Nazanin torna a casa dopo 6 anni di carcere in Iran

Nazanin Zaghari-Ratcliffe in una fotografia durante una manifestazione per la sua liberazione. ANSA/EPA/VICKIE FLORES

LONDRA.  – Un’ordalia durata anni, prigionieri nel Paese d’origine e separati da quello di adozione: sottratti alle famiglie, lontano dai figli che crescevano.

Un incubo che finisce oggi per Nazanin Zaghari-Ratcliffe e Anoosheh Ashoori, due dei cittadini irano-britannici condannati a partire dal 2016 a Teheran sulla base di contestatissime imputazioni di “spionaggio”, e lasciati finalmente ripartire verso casa all’esito di una complicata partita negoziale conclusa dal governo di Boris Johnson, grazie anche al pagamento “parallelo” di un credito vecchio di 4 decenni rivendicato dagli iraniani per una cifra pari a mezzo miliardo di euro.

La notizia della liberazione di Zaghari-Ratcliffe, trattenuta in Iran da ormai 6 anni, è stata diffusa dapprima ufficiosamente da Tulip Siddiq, la deputata del Labour eletta nel collegio in cui vive la sua famiglia inglese che ne ha seguito passo passo la vicenda a sostegno del marito .Per essere poi formalizzata al Parlamento di Westminster dalla ministra degli Esteri, Liz Truss, assieme a quella del rilascio di un terzo recluso (od ostaggio, a seconda dei punti di vista), Morad Tahbaz, che al momento è uscito però di prigione solo dietro cauzione.

Per la 43enne Nazanin, dipendente della Fondazione Thomson-Reuters sposata con l’inglese Richard Ratcliffe e madre della piccola Gabriella, si chiude il cerchio dell’attesa più lunga. Iniziata nel 2016 con l’arresto,  durante quella che avrebbe dovuto essere una breve visita ai genitori, cui sarebbero seguiti l’accusa (sempre respinta) d’essere una spia, il processo, 4 anni di detenzione in carcere. E quindi la doccia fredda di una seconda condanna, scontata in parte ai domiciliari, questa volta per “propaganda ostile” contro la Repubblica Islamica per aver partecipato un decennio prima a Londra a una manifestazione di protesta.

Per Ashoori, ingegnere e businessman 67enne, la parola fine giunge invece dopo un periodo d’incarcerazione di oltre 4 anni. L’una si è vista abbonare tecnicamente dalla magistratura iraniana il residuo di pena legato al secondo verdetto; l’altro concedere un provvedimento di clemenza per ragioni “d’età e di salute”.

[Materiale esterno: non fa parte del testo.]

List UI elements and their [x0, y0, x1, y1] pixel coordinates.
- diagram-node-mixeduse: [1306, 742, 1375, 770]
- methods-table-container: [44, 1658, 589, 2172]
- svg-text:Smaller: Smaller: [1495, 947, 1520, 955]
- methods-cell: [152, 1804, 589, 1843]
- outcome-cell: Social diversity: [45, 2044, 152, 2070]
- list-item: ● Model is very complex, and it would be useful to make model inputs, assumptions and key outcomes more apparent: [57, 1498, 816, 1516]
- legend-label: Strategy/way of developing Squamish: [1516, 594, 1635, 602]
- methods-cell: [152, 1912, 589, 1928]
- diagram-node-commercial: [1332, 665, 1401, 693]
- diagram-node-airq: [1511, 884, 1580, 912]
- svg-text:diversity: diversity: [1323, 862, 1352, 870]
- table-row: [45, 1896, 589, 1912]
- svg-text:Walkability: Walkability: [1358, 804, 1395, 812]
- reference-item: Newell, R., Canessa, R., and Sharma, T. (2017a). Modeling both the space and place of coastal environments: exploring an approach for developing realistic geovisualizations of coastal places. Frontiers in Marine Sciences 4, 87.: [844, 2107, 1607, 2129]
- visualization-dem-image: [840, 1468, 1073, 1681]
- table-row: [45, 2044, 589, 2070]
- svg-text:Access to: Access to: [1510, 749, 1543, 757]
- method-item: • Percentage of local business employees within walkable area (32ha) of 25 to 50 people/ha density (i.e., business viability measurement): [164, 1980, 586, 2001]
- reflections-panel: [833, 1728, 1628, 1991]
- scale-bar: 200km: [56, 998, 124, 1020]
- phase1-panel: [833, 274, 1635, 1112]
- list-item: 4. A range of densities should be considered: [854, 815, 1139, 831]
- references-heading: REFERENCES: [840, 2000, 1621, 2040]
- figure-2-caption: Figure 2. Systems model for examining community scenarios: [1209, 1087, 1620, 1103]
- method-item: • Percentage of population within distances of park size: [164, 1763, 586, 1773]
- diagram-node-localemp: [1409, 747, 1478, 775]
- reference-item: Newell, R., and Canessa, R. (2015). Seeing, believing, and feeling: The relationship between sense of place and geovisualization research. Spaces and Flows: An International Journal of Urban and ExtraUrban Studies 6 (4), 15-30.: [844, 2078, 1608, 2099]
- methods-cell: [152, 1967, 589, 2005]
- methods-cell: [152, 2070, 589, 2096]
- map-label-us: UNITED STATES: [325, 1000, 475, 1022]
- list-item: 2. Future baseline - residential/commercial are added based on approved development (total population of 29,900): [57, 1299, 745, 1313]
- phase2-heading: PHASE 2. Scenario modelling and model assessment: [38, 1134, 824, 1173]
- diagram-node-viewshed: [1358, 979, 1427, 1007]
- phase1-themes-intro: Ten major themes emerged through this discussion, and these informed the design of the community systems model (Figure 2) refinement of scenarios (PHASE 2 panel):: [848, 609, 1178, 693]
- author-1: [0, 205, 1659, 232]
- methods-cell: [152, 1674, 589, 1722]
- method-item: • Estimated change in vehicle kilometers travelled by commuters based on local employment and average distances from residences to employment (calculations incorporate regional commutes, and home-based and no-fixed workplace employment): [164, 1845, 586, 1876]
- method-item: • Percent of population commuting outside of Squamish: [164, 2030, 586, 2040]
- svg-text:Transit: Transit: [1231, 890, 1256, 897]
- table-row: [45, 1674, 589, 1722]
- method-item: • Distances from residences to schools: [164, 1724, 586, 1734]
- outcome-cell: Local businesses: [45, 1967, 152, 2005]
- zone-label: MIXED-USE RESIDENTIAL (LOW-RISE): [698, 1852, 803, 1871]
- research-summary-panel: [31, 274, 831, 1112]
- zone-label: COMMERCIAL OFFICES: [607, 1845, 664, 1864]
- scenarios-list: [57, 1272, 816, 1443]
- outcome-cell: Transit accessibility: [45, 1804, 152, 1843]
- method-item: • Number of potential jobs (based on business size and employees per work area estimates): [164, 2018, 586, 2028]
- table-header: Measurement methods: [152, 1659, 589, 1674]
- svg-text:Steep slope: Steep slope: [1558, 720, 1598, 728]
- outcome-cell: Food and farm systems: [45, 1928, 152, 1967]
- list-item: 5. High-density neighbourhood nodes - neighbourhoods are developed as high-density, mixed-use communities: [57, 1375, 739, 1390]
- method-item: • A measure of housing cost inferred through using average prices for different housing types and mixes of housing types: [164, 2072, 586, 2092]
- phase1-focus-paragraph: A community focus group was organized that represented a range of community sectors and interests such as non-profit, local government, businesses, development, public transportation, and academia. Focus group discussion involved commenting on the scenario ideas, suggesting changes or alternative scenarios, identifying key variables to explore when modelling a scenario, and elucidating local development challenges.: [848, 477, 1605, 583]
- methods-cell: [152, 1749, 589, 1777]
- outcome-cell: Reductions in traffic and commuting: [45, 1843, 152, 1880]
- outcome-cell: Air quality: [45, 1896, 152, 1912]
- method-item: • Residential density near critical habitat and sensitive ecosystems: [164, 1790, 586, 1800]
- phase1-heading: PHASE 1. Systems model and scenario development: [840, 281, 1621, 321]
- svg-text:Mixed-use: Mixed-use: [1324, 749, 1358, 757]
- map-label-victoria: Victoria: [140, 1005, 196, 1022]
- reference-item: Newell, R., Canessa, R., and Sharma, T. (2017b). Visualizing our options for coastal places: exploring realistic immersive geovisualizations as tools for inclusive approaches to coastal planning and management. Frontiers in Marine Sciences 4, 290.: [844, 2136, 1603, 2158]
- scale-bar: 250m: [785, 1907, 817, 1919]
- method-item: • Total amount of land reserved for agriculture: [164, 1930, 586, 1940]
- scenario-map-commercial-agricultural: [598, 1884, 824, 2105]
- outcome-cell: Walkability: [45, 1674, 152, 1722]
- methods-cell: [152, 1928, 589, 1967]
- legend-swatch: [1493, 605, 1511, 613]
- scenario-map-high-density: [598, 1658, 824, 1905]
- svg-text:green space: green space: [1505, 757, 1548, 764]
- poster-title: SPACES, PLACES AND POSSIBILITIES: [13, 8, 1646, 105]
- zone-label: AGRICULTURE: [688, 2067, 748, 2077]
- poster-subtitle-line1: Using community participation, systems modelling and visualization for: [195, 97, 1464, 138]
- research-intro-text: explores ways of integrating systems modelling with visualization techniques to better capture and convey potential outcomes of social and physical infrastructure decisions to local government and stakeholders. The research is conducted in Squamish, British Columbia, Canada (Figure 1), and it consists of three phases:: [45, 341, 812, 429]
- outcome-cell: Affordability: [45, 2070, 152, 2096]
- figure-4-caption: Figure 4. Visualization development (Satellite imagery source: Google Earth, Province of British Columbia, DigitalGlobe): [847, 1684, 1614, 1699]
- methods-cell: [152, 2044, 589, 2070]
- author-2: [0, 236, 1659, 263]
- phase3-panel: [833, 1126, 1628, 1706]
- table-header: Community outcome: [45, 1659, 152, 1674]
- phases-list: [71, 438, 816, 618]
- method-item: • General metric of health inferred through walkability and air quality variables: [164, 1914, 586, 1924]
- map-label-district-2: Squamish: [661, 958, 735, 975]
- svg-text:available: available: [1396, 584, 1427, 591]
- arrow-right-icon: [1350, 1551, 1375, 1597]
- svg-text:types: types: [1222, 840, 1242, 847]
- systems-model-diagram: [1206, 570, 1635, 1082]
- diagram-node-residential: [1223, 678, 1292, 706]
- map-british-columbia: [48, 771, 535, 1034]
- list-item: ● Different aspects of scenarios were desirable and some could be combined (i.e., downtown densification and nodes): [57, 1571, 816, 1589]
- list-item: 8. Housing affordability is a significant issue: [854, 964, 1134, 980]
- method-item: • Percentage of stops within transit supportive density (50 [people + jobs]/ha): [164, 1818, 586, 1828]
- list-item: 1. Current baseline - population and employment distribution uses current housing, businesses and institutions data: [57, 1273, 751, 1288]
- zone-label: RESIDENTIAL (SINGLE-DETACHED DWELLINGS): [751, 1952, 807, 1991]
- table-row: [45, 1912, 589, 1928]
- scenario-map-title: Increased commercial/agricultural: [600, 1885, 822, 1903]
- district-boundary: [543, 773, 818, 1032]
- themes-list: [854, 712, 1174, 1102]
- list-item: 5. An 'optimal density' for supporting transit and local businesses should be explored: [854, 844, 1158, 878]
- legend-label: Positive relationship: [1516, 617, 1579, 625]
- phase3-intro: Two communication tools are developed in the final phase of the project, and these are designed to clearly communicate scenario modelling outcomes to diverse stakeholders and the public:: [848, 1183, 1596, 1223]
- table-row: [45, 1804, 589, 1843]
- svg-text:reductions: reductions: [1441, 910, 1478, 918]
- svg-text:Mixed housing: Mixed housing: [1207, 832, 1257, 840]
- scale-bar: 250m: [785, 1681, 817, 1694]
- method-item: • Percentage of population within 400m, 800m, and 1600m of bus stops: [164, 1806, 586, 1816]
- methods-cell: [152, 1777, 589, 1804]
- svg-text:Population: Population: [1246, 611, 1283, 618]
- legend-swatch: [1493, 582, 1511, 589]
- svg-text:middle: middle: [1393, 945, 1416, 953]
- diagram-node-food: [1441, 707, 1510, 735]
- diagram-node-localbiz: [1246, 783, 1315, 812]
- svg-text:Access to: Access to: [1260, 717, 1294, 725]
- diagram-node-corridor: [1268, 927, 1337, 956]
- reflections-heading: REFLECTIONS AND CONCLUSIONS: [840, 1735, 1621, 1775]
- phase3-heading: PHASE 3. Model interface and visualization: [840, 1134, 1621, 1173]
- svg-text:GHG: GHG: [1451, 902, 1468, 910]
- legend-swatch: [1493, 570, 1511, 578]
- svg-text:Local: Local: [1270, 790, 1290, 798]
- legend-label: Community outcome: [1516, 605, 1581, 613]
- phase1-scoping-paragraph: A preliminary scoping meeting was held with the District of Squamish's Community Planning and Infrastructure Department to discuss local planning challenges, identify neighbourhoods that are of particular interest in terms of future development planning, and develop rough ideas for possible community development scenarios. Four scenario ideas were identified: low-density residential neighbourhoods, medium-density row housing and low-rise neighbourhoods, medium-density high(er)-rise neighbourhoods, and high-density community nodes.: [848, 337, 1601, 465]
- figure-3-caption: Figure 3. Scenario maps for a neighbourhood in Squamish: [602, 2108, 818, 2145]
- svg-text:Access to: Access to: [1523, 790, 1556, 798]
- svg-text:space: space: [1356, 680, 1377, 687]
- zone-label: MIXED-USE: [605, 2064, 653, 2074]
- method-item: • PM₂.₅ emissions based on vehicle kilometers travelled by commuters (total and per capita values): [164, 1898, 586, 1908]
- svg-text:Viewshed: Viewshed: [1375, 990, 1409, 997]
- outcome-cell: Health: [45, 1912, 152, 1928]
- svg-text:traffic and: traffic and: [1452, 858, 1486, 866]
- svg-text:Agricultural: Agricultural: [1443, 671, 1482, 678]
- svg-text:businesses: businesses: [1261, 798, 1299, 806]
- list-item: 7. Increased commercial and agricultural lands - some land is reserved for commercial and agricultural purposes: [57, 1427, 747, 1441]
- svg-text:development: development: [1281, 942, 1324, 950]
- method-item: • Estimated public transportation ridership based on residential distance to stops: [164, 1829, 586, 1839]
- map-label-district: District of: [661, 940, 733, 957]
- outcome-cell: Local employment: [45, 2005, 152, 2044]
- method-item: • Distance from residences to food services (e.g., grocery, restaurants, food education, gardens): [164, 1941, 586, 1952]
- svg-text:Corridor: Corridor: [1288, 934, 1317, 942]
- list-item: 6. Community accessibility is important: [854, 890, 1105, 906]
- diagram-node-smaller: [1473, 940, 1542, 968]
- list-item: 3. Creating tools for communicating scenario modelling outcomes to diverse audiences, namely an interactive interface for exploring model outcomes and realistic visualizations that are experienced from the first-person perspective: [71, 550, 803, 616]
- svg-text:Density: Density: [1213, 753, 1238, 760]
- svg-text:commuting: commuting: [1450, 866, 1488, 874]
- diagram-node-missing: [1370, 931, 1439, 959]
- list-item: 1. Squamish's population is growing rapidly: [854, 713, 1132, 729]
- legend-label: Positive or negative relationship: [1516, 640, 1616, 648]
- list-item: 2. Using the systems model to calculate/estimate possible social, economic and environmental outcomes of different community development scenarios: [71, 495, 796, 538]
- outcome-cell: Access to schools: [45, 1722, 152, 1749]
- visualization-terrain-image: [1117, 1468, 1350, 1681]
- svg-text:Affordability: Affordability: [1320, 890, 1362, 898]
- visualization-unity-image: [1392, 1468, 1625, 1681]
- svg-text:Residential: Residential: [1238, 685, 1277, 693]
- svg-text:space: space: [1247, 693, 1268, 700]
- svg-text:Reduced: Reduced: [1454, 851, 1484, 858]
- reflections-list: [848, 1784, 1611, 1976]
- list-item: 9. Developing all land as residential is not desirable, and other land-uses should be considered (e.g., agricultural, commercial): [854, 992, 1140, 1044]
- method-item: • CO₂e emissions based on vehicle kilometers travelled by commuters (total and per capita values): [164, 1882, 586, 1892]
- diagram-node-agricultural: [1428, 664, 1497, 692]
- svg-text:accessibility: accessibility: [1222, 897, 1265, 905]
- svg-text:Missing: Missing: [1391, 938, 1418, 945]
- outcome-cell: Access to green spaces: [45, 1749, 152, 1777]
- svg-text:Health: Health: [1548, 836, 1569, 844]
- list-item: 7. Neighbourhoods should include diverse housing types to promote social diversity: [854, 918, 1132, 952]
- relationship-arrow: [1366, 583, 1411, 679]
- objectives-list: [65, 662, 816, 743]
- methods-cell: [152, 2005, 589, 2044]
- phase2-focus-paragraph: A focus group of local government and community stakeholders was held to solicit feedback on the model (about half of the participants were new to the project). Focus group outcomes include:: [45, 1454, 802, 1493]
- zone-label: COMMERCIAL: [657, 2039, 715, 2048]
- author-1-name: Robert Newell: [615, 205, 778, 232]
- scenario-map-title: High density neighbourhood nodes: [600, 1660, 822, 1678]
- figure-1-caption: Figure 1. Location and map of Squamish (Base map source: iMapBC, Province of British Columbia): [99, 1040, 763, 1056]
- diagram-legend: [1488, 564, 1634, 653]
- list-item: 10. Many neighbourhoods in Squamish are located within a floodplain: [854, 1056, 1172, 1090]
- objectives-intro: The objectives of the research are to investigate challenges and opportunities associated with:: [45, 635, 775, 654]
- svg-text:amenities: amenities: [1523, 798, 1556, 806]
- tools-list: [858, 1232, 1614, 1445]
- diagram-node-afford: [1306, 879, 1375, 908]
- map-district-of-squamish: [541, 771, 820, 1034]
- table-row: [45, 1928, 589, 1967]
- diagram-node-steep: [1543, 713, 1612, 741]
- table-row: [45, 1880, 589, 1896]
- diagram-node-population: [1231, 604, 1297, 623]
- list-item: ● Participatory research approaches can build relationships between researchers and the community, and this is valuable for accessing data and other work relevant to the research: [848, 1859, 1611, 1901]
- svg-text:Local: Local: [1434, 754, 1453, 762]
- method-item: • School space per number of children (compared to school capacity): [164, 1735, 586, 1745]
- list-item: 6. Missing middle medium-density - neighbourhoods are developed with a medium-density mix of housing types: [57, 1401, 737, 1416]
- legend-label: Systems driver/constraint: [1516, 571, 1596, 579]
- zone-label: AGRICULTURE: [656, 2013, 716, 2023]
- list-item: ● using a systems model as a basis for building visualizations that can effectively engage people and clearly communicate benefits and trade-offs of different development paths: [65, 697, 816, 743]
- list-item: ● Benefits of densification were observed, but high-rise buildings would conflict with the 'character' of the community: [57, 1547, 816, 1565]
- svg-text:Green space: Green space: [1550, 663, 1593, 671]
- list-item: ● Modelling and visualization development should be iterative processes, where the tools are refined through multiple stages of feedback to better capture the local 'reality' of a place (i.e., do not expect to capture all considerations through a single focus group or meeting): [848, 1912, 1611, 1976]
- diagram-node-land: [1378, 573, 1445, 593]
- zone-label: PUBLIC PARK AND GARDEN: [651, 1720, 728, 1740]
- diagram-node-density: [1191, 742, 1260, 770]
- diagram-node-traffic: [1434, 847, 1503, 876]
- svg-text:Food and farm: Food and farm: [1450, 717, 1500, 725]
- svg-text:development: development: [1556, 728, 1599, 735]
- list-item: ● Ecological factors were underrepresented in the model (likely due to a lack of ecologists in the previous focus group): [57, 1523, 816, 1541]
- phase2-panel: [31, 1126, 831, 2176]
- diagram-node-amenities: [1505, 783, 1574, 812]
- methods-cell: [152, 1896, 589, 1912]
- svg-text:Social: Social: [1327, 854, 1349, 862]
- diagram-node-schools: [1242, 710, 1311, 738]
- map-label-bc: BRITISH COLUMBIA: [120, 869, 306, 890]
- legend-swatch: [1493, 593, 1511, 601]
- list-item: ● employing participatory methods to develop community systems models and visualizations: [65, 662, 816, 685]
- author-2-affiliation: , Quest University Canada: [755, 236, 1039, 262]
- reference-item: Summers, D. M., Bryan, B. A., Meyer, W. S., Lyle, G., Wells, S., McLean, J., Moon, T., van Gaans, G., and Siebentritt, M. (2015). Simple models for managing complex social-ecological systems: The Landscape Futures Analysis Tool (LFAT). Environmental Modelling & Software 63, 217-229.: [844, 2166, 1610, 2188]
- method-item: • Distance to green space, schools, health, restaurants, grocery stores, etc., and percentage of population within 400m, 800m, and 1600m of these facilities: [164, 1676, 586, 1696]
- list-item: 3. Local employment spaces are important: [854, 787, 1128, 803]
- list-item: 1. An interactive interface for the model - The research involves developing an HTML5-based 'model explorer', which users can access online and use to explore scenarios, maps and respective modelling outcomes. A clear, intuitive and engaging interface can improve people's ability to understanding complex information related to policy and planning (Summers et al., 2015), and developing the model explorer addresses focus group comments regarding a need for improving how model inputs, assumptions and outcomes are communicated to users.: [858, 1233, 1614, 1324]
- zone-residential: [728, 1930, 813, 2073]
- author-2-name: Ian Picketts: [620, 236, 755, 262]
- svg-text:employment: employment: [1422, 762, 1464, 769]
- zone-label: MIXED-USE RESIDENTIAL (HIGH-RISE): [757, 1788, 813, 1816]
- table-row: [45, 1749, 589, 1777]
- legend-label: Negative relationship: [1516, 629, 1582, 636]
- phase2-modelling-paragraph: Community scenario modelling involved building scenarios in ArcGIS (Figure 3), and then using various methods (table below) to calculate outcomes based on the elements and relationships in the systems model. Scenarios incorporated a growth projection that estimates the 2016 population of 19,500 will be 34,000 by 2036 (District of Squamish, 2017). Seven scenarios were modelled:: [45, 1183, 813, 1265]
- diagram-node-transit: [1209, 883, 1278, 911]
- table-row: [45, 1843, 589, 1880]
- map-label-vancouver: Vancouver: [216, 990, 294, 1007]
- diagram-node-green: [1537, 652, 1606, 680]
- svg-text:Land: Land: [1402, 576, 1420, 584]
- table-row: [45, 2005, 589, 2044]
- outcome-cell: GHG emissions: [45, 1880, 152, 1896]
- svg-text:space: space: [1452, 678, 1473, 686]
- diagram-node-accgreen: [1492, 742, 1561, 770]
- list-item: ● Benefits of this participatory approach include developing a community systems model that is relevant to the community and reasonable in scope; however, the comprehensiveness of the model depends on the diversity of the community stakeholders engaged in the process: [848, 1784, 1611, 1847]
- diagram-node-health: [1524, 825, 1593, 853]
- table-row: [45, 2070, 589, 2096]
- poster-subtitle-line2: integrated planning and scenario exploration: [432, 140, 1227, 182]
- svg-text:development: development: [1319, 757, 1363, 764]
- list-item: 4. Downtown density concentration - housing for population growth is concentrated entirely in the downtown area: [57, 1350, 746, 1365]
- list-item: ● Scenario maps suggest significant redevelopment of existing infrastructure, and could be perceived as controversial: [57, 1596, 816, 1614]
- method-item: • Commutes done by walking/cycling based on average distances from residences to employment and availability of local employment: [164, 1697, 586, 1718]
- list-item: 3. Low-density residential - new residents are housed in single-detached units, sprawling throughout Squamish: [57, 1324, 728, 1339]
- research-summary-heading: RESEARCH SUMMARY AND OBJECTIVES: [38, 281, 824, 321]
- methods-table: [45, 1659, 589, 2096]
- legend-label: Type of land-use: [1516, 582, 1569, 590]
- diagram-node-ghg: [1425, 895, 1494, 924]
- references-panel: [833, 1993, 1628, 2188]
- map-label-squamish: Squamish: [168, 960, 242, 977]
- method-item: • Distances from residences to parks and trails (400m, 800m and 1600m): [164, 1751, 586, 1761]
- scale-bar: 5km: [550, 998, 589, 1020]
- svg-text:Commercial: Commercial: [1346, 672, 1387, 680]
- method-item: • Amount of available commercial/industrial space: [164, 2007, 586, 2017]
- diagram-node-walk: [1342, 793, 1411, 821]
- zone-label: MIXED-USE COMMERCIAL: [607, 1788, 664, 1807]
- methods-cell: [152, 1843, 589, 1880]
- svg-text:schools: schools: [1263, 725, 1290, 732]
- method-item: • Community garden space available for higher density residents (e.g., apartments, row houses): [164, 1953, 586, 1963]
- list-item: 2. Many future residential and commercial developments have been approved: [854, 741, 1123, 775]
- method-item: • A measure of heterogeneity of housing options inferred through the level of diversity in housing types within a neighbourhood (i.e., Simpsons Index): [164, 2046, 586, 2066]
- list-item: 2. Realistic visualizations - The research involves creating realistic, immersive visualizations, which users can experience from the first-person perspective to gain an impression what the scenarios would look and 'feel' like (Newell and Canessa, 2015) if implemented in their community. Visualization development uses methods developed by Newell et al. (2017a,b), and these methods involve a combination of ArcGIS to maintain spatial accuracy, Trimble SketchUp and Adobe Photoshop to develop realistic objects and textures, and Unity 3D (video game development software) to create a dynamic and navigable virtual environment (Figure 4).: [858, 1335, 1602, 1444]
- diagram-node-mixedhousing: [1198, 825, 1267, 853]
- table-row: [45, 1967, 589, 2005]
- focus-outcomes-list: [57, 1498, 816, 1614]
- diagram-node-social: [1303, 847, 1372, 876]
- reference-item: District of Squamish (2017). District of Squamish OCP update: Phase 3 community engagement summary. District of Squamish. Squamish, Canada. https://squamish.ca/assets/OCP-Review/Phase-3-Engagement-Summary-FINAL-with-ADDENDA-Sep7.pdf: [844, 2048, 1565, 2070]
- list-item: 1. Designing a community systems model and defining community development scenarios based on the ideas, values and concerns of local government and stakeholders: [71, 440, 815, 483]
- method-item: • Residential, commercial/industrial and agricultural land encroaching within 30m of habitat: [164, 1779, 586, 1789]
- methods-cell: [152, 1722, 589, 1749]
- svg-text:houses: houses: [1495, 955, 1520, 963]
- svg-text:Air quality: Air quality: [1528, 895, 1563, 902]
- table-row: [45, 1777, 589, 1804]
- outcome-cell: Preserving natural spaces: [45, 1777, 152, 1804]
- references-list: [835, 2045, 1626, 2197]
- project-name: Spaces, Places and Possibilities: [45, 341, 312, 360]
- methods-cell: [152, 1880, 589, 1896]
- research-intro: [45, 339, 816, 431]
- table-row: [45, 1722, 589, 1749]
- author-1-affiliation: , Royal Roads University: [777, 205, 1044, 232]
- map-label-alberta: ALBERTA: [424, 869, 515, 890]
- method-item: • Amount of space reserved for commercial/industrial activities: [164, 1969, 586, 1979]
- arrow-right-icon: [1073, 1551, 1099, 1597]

Al di là dei cavilli, tuttavia, nella sostanza si tratta di un accordo diplomatico – mediato dall’Oman e suggellato dagli spiragli di dialogo offerti dalle circostanze internazionali attuali. Accordo segnato soprattutto dallo sblocco da parte di Londra della restituzione di  430 milioni di sterline pagate a suo tempo dall’Iran dello Shah per una fornitura di carri armati Chieftain, la cui consegna fu poi congelata unilateralmente dal Regno in seguito alla rivoluzione khomeinista del remoto 1979.

“Sono lieto – ha twittato il premier Boris Johnson, in missione in Arabia Saudita – che l’ingiusta detenzione di Nazanin Zaghari-Ratcliffe e di Anoosheh Ashoori in Iran si sia conclusa oggi”. Il governo “ha lavorato intensamente per garantirne rilascio e sono felicissimo che possano finalmente riunirsi alle loro famiglie e ai loro cari”, ha aggiunto, quasi a rispondere alle critiche che neppure in queste ore l’opposizione laburista gli ha risparmiato imputandogli “pasticci diplomatici” all’origine di una soluzione definita tardiva.

Mentre alla Camera dei Comuni la sua ministra degli Esteri, Liz Truss, rendeva onore al lavoro sotterraneo del Foreign Office senza negare “la spaventosa odissea” affrontata di queste vittime di una resa dei conti fra Stati, né  “la grande sofferenza” patita dai loro familiari. Familiari ospitati nella balconata dell’aula parlamentare in attesa di poter riabbracciare Nazanin e Anoosheh, più vecchi stasera di 6 e di quasi 5 anni.

Il sospiro di sollievo è arrivato alla conferma del decollo da Teheran dell’aereo che ha portato i due a Muscat, capitale omanita e prima tappa del viaggio di ritorno verso Londra, ha raccontato a margine del dibattito Richard Ratcliffe, protagonista in questi anni di una battaglia accorata per riavere a casa la moglie sfociata anche negli ultimi mesi in uno sciopero della fame di protesta davanti a Downing Street. “Ora – ha poi sorriso con Gabriella accanto – saremo di nuovo una famiglia”.